Eiichirô Hirata

Noh als Theater der Differenz

Freitag, 11.6., 10-12 Uhr, Zoom

In vielen Stücken des Noh-Theaters, das im vierzehnten Jahrhundert entstand und dessen Darstellungsstile sich ca. im siebzehnten Jahrhundert etablierten, sehen die Figuren und Darstellungsweisen für heutige Betrachter*innen oft ähnlich aus. Sie scheinen ausschließlich in den beliebten Differenzen ihre kleineren Eigenheiten zum Ausdruck zu bringen. Tatsächlich aber sind sie nicht ganz ähnlich, sondern zwischen den Figuren gibt es oft eine soziale und politische Kluft, die sie voneinander trennt. Sie sehen nur differenziert ähnlich aus, weil ihre Existenz auf einer zufälligen Gesellschaftsstruktur basiert und sie die Grundlosigkeit dieser Existenz gemeinsam haben. In der Tat eröffnet sich zwischen den ähnlich aussehenden Figuren die Distanz z.B. zwischen einem Lebenden und einem Toten, zwischen den Adligen und den sozial Vernachlässigten usw.
Wenn man sich in Noh-Aufführungen die spezifische Konstellation der ähnlich aber ganz unterschiedlichen Differenzen näher ansieht, bemerkt man, dass diese andeutungsweise das Zuschauen selber in Frage stellen und den Zuschauer*innen eine andersartige Betrachtungsweise anbieten. Anhand einiger Beispiele untersucht der Vortrag die Frage, inwiefern dieses andersartige Sehen einen Sinn ergibt.

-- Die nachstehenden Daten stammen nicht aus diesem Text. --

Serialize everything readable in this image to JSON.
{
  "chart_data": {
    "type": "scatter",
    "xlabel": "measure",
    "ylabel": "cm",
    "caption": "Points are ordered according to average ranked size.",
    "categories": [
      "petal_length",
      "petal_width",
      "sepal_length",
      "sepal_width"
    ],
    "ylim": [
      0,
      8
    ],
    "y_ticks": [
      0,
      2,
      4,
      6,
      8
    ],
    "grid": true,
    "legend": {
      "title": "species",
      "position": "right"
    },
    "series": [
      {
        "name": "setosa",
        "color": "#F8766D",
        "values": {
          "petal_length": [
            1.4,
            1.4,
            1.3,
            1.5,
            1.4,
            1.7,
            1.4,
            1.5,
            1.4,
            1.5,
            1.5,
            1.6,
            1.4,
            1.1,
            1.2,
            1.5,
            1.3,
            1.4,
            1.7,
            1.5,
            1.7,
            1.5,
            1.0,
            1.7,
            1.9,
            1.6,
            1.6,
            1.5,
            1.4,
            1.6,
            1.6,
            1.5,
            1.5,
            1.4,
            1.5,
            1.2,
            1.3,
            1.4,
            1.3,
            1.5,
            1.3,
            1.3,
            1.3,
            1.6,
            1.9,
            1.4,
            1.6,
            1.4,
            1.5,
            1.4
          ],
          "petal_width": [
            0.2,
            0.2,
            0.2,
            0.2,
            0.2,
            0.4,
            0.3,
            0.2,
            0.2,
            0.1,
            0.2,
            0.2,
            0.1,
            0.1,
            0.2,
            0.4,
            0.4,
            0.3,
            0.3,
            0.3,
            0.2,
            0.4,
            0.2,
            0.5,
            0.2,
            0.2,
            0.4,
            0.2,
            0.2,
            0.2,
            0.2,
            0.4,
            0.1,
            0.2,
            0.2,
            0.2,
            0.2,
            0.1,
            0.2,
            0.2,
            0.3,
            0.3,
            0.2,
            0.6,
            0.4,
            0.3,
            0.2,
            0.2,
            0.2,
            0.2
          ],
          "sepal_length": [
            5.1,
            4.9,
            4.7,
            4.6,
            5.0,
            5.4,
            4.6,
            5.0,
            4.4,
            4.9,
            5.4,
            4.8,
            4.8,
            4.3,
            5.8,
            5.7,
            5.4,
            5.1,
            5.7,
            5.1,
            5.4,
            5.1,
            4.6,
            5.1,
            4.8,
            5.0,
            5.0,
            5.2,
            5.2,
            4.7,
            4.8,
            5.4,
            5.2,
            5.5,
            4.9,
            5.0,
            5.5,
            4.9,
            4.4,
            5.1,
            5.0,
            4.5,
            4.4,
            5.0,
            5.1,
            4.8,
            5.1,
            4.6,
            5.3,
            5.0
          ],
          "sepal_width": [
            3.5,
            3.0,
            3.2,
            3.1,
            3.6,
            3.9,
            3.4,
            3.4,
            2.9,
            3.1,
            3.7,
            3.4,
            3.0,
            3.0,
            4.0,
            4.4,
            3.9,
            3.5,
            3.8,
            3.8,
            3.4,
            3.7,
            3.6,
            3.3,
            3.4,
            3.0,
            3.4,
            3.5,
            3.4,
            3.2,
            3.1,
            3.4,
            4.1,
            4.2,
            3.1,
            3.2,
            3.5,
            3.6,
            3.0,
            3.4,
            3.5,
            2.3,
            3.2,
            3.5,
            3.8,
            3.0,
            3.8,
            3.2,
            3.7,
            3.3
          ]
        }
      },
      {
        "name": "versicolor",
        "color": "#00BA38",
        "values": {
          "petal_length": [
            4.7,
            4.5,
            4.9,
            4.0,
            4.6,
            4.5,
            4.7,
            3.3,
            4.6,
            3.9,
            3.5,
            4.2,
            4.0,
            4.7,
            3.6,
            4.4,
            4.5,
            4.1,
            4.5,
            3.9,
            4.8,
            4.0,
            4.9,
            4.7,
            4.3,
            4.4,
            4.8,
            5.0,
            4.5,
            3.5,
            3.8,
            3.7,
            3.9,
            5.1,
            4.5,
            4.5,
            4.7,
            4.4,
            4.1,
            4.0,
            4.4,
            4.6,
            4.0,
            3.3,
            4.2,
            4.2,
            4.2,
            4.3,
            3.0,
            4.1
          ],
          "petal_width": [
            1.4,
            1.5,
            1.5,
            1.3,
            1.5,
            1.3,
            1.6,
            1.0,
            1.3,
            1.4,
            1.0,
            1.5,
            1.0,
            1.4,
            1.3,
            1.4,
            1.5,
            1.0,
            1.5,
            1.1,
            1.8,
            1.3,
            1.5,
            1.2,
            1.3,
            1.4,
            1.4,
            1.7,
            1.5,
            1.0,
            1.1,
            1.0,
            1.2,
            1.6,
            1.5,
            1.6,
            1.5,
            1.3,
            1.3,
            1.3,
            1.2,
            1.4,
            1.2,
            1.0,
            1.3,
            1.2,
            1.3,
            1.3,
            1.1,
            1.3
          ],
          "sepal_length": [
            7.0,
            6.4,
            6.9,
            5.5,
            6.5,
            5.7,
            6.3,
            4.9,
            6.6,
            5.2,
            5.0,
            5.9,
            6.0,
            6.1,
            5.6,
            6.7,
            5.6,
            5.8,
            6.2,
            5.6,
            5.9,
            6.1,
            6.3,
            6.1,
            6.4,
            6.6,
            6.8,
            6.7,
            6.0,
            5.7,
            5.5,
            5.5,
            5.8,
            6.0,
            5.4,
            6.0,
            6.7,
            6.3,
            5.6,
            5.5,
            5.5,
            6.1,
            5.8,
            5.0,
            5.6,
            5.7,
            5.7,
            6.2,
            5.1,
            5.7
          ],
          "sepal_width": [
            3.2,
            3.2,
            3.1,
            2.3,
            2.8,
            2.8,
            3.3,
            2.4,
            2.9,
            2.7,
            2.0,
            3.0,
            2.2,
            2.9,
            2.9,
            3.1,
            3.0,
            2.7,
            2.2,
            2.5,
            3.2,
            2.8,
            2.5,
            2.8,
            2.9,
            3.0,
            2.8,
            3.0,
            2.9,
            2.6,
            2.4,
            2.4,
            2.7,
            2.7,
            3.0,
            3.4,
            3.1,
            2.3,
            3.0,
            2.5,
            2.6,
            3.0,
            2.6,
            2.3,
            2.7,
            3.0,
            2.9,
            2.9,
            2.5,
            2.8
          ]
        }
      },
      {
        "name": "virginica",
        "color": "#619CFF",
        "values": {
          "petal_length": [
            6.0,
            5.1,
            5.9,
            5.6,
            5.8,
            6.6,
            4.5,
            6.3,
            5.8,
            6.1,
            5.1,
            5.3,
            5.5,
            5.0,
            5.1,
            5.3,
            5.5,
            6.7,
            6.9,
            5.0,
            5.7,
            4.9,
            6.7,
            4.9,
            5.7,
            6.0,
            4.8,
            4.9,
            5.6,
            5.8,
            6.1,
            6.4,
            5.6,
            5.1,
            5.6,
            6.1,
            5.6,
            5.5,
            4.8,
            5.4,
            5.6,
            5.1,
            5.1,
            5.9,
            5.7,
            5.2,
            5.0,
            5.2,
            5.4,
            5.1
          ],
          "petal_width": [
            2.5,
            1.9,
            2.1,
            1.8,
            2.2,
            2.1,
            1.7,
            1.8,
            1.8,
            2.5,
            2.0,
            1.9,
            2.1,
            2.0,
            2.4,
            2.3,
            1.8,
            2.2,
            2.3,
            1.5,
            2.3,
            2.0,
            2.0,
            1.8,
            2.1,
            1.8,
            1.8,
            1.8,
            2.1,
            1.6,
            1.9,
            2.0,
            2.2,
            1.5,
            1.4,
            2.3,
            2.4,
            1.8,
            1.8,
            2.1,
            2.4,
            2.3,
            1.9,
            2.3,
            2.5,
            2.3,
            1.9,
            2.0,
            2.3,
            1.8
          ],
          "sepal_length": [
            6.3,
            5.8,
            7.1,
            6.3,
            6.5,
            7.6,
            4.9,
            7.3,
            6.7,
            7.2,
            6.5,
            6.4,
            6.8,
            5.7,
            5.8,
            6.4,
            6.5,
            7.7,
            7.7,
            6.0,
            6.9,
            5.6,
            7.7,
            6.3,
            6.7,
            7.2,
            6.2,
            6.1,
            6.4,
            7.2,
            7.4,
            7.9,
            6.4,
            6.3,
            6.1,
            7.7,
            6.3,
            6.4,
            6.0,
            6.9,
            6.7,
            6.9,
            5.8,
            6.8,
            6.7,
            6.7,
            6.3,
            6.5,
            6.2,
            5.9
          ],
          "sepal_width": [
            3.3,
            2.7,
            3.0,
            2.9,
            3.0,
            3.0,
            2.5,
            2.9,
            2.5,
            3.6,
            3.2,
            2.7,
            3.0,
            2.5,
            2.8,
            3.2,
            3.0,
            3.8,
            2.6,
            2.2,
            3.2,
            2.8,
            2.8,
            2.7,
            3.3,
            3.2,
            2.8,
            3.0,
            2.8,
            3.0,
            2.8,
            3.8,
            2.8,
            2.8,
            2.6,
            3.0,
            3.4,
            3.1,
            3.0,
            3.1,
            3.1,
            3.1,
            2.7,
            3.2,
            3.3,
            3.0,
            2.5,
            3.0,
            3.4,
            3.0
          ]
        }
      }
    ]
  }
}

Eiichirô Hirata ist seit 2012 Professor für Theaterwissenschaft am Institut für Germanistik der Keio-Universität Tokio. Er studierte Germanistik und Theaterwissenschaft an derselben Universität und an der Humboldt-Universität zu Berlin und promovierte über Abwesenheit und Präsenz im Gegenwartstheater. Publikationen u.a.: „Theater in Japan“ (Hg., Berlin 2009); „Dramaturgen“ (japanisch, Tokio 2010); „Theater der Prä- und Absenz“ (japanisch, Tokio 2016). Zahlreiche weitere Publikationen und Kritiken über das deutsche Theater (Frank Castorf, Christoph Marthaler, Einar Schleef) und das japanische Theater (Ku Nauka, Rinkogun, The Bird Theatre).